To understand better the philosophical implications of “principles” (li 理) specifically in mathematical writings, one needs to go beyond narratives and include their visual elements, too. In the above impossible interview with Russell, Zhu Shijie’s statement about the visibility of “principles” in diagrams (tu 圖), and thus about a cognitive foundation for understanding mathematical knowledge, was not entirely fictional. In the text that accompanies a diagram showing the geometric configuration obtained from squaring the magnitudes associated to four unknowns at the beginning of Zhu’s Jade Mirror (1303), he concludes by saying that “if one studies the diagram, one will recognize this.[37] Its principle is of evident nature” (kao tu ren zhi qi li xian ran 考圖認之, 其理顯然).[38] Turning more specifically to figured numbers in China and their representations, one can thus ask what visualized “principles” signify in a number theoretical context.

Visual representations of numbers are found abundantly since the Song period in philosophical writings, most prominently in relation to The Chart of the Yellow River (Hetu 河圖) and The Writ of the Luo River (Luoshu 洛書) diagrams,[39] in which numbers are shown as composed of black or white pebbles, each corresponding to a unit.[40] Beginning with Yang Hui, figured numbers, so-called “heaps” (duo 垛), appear in diagrams as “comparable categories” to continuous plane geometric objects, so-called “fields” (tian 田) in the shape of squares, circles, triangles and trapezoids.[41] Next to the diagrams in figure 1 we are told that “for all [the surfaces shown] the method for the trapezoidal field can be applied. One does not need to establish yet another problem with a calculation sketch”. In the absence of further explanations, one might ask what justifies, for example, that a topsy-turfy trapezoid or the number of pebbles in the triangle composed of lines with 1 to 7 pebbles are calculated by the same procedure as the surface of the trapezoid.[42] That Yang Hui has grouped together all four diagrams seems indeed to imply that he intends to show a structure and properties common to all of them.

Figure 1

Simple Methods for Multiplication and Division with Comparable Categories in Field Measurement, in Yang Hui’s Mathematical Methods 楊輝算法 (1275)

Simple Methods for Multiplication and Division with Comparable Categories in Field Measurement, in Yang Hui’s Mathematical Methods 楊輝算法 (1275)

-> Voir la liste des figures

As for three-dimensional figured numbers, algorithms for calculating the number of wine jars piled up in the shape of a truncated pyramid with a rectangular base were first stated by Shen Gua in the 11th century.[43] Although such algorithms circulated widely in Ming 明 (1368-1644) dynasty mathematical manuals, even in versified form for easy memorization,[44] I have not found a single illustration of such three-dimensional forms before the Essence of Numbers and their Principles Imperially Composed (Yuzhi Shuli Jingyun 御製數理精蘊, 1723), a compilation integrating Chinese and Western mathematical writings and discursive forms.[45] Naturally, representing integer sequences of higher order by geometrical shapes has its cognitive limits.
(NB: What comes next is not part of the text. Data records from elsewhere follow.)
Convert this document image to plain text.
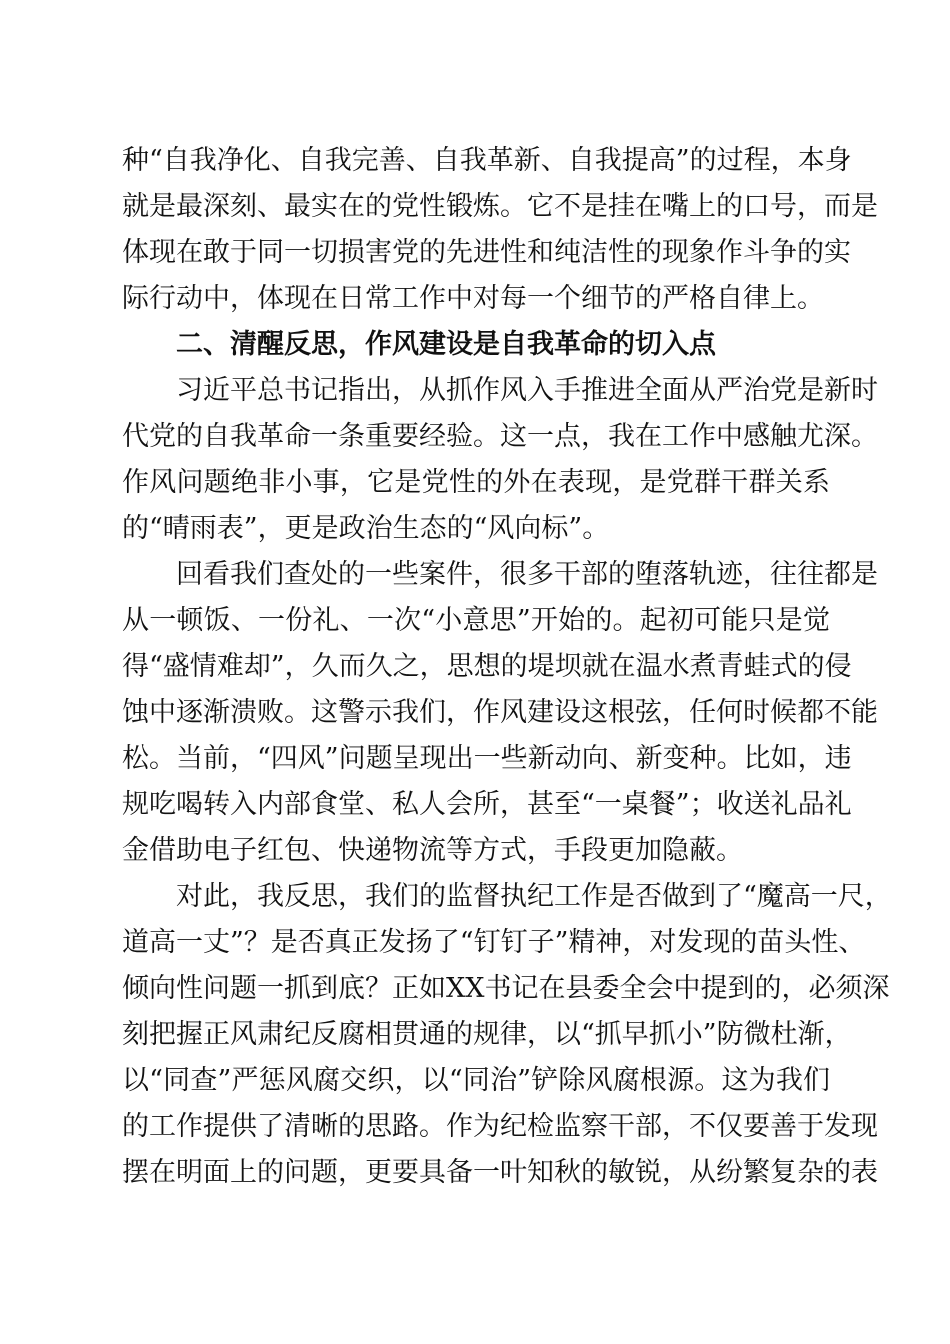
种“自我净化、自我完善、自我革新、自我提高”的过程，本身
就是最深刻、最实在的党性锻炼。它不是挂在嘴上的口号，而是
体现在敢于同一切损害党的先进性和纯洁性的现象作斗争的实
际行动中，体现在日常工作中对每一个细节的严格自律上。
二、清醒反思，作风建设是自我革命的切入点
习近平总书记指出，从抓作风入手推进全面从严治党是新时
代党的自我革命一条重要经验。这一点，我在工作中感触尤深。
作风问题绝非小事，它是党性的外在表现，是党群干群关系
的“晴雨表”，更是政治生态的“风向标”。
回看我们查处的一些案件，很多干部的堕落轨迹，往往都是
从一顿饭、一份礼、一次“小意思”开始的。起初可能只是觉
得“盛情难却”，久而久之，思想的堤坝就在温水煮青蛙式的侵
蚀中逐渐溃败。这警示我们，作风建设这根弦，任何时候都不能
松。当前，“四风”问题呈现出一些新动向、新变种。比如，违
规吃喝转入内部食堂、私人会所，甚至“一桌餐”；收送礼品礼
金借助电子红包、快递物流等方式，手段更加隐蔽。
对此，我反思，我们的监督执纪工作是否做到了“魔高一尺，
道高一丈”？是否真正发扬了“钉钉子”精神，对发现的苗头性、
倾向性问题一抓到底？正如XX书记在县委全会中提到的，必须深
刻把握正风肃纪反腐相贯通的规律，以“抓早抓小”防微杜渐，
以“同查”严惩风腐交织，以“同治”铲除风腐根源。这为我们
的工作提供了清晰的思路。作为纪检监察干部，不仅要善于发现
摆在明面上的问题，更要具备一叶知秋的敏锐，从纷繁复杂的表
Hua Hengfang admitted this, but doomed diagrams as unnecessary tools for making apparent mathematical “principles” once algebra as an all-encompassing technique is used to express and manipulate symbols and formulas :

Among the ancient mathematical books, none of them draws many charts. In the Nine Chapters, there is only the diagram of base and height [in a right-angled triangle]. By eliminating the blue [surfaces] and inserting the red ones it is explained that the sum of the two squares of base and height is equal to the square on the hypotenuse. For all the other procedures no [other ancient mathematical book] resorts to a diagram to elucidate it. […] The problem is that if one uses diagrams to make calculation principles apparent, one can only do so up to solids, yet, this is the end. For higher dimensions, one cannot draw diagrams. For that which diagrams cannot make evident, mathematicians have additionally invented algebra. Among all pieces of segments there is none that cannot be elucidated by a mathematical formula. Therefore, what in ancient times could not be elucidated without a diagram, today can be done so without necessarily using a diagram. What in ancient times no diagram could be drawn for, today can be expressed by algebraic formulas, replacing the function of diagrams. In my mathematical books I never draw diagrams, the reason being also that I use algebraic formulas.[46]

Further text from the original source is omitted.